The latest round of covered agreement talks between the European Union and the United States ended in December without a final resolution. The Treasury Department’s Federal Insurance Office and the Office of the U.S. Trade Representative are engaged with E.U. officials for a covered agreement — a mechanism established by the Dodd-Frank Wall Street Reform and Consumer Protection Act — to address the fact that the European Commission has not deemed the United States an equivalent jurisdiction, per the union’s Solvency II directive outlining a risk-based capital regime for insurers and reinsurers in Europe.
“We have multiple concerns with the notion of a covered agreement, including the way it’s being negotiated behind closed doors with little direct input from U.S. insurance regulators, and it could unnecessarily pre-empt state law,” Julie Mix McPeak, commissioner of the Tennessee Department of Commerce and Insurance and the 2017 president-elect of the National Association of Insurance Commissioners, said at the organization’s fall meeting in December.
Regulators vowed to be on the lookout for a potential eleventh-hour agreement by the Obama administration, but stakeholders urged the NAIC to be open to a covered agreement that achieves mutual recognition between the E.U. and U.S. regulatory regimes and could go a long way toward ensuring the uniformity needed by U.S.-based insurers and reinsurers doing business abroad.
It is “unfortunate” that some within the NAIC have taken a negative view of the covered agreement process, said Phillip Carson, associate general counsel and director of financial regulatory policy for the American Insurance Association in Washington.

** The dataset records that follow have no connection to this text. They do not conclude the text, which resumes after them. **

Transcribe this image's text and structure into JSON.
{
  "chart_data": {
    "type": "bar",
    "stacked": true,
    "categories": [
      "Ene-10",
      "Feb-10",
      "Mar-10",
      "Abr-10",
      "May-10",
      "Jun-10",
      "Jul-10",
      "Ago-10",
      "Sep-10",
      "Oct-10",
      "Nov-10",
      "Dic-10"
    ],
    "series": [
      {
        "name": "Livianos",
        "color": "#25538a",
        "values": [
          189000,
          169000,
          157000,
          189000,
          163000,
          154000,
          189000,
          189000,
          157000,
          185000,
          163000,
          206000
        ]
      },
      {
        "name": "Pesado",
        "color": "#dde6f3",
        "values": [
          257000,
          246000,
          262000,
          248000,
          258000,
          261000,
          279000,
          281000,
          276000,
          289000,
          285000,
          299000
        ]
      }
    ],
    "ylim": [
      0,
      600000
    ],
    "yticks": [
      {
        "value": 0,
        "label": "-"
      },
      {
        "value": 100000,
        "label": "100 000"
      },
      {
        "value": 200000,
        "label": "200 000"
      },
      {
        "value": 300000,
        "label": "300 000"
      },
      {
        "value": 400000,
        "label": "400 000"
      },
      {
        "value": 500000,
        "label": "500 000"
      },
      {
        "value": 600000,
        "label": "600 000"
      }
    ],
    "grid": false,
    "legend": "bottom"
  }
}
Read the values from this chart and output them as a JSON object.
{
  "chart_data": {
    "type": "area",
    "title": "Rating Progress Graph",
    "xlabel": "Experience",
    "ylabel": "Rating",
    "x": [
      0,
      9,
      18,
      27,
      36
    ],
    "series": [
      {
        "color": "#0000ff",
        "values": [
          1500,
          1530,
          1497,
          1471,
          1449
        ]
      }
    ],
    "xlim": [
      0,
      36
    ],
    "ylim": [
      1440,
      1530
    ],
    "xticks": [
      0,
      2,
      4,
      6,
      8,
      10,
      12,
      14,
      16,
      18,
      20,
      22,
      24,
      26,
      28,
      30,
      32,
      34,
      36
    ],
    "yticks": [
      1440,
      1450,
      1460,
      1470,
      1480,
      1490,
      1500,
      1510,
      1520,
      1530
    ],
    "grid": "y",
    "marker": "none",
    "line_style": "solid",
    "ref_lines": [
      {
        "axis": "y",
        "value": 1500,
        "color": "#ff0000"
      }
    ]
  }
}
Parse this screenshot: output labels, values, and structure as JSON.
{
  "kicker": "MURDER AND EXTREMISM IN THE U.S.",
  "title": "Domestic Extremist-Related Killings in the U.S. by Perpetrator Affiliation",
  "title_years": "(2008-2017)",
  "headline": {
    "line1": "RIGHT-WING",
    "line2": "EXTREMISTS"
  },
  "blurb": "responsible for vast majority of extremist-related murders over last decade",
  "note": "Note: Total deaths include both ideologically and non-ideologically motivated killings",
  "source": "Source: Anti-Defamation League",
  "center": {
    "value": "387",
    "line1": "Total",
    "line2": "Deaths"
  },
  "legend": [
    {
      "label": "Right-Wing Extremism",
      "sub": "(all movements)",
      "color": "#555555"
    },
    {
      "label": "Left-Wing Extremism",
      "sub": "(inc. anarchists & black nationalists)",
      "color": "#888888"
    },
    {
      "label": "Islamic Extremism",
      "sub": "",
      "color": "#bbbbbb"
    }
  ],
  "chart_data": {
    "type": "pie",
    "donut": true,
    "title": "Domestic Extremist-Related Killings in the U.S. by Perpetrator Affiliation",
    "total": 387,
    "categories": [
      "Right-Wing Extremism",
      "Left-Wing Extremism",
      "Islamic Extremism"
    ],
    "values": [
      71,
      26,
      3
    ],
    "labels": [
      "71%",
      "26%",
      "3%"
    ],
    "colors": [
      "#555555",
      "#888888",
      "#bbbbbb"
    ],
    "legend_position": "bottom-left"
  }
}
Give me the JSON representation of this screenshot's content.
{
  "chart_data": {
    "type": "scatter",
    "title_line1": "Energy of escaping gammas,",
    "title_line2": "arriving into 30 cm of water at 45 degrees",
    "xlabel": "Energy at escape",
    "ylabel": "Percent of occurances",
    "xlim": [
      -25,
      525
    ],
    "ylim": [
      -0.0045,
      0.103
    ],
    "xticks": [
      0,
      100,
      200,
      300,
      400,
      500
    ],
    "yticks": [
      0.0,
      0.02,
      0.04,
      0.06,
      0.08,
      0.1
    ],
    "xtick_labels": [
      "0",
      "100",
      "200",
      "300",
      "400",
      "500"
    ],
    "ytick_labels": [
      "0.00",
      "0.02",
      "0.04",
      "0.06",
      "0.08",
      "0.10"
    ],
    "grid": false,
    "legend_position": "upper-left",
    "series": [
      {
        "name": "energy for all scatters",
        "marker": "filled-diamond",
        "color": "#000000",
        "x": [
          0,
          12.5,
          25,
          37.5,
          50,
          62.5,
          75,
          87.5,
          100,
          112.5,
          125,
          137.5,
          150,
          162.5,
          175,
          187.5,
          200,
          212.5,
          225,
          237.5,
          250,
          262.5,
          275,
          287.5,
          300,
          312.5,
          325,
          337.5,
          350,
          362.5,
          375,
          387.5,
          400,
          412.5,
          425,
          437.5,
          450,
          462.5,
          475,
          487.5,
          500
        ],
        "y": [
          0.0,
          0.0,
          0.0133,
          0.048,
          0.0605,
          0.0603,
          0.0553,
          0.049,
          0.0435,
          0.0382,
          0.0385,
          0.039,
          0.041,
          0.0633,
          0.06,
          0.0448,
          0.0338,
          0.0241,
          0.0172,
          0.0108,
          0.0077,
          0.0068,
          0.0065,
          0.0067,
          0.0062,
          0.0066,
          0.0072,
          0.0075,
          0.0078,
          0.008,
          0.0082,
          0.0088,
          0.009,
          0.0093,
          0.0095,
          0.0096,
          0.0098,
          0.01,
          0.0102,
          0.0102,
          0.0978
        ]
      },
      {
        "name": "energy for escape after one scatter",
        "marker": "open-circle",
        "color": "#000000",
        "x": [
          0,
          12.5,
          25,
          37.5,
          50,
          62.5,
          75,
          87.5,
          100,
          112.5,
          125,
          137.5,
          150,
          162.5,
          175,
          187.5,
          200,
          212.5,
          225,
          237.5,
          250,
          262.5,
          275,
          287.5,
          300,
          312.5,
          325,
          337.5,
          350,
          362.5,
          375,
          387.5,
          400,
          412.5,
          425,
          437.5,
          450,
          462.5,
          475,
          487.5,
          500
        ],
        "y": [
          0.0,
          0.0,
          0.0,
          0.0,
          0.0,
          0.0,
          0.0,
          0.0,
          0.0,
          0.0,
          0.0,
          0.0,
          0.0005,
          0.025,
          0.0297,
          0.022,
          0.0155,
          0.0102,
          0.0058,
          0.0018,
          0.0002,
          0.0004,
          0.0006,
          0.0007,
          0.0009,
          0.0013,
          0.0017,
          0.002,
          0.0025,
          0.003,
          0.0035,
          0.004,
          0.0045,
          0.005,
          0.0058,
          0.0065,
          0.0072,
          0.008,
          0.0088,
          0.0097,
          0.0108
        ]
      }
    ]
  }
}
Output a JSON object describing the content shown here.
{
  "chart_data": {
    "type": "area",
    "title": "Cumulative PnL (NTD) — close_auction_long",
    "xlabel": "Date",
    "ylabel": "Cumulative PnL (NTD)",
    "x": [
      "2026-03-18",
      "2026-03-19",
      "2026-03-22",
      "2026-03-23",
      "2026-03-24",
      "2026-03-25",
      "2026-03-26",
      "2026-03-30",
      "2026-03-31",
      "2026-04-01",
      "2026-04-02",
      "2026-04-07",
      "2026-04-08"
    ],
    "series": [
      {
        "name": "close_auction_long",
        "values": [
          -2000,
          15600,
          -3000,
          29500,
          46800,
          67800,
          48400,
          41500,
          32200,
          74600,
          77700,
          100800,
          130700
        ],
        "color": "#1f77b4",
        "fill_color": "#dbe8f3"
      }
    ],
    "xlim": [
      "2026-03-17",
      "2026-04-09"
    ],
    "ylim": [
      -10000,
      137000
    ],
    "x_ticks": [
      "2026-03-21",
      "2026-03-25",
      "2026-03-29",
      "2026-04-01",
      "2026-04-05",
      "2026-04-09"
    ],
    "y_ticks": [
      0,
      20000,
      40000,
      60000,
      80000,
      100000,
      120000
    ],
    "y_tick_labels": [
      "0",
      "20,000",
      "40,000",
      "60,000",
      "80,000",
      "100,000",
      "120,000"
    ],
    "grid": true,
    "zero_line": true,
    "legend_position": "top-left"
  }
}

“We believe that they can work together, but they need mutual recognition of both,” he said of the two regulatory systems. “We consider it an urgent matter.”
“Nobody wins if this doesn’t get resolved,” said Robert Woody, senior counsel for policy for the Property Casualty Insurers Association of America in Washington.
Since Solvency II came into force last year, U.S. insurance regulators have received anecdotal reports that U.S. insurers and reinsurers have encountered discriminatory actions by several European jurisdictions, which led to the NAIC’s qualifying jurisdiction working group initiating a review of the actions.
For example, this year the German Federal Financial Supervisory Authority began restricting third-country insurance undertakings so that U.S. reinsurers can no longer operate on a cross-border basis without forming and capitalizing a branch or subsidiary in Germany.
Establishing a branch is “costly,” Mr. Woody said. “It’s not something European reinsurers have to do to do business here, so that makes the playing field a little uneven.”
A similar requirement imposed in Belgium in mid-November is also creating regulatory uncertainty, said Tracey Wright Laws, senior vice president and general counsel of the Reinsurance Association of America in Washington. Jan. 1 renewals are being complicated because it is unclear what level of collateral U.S. reinsurers would be required to post to do business in the country or how they would even post collateral, she said.
“This is a huge problem for these companies,” she said. “They risk losing the business in Belgium.”
The United Kingdom’s vote to leave the European Union could further complicate the international regulatory discussions if the U.K. and the E.U. cannot reach a comparable agreement on these issues, particularly since many domestic insurers and reinsurers operate in the E.U. through London, experts say.
“That’s going to be a challenge,” Mr. Carson said. “Brexit is definitely an issue for us.”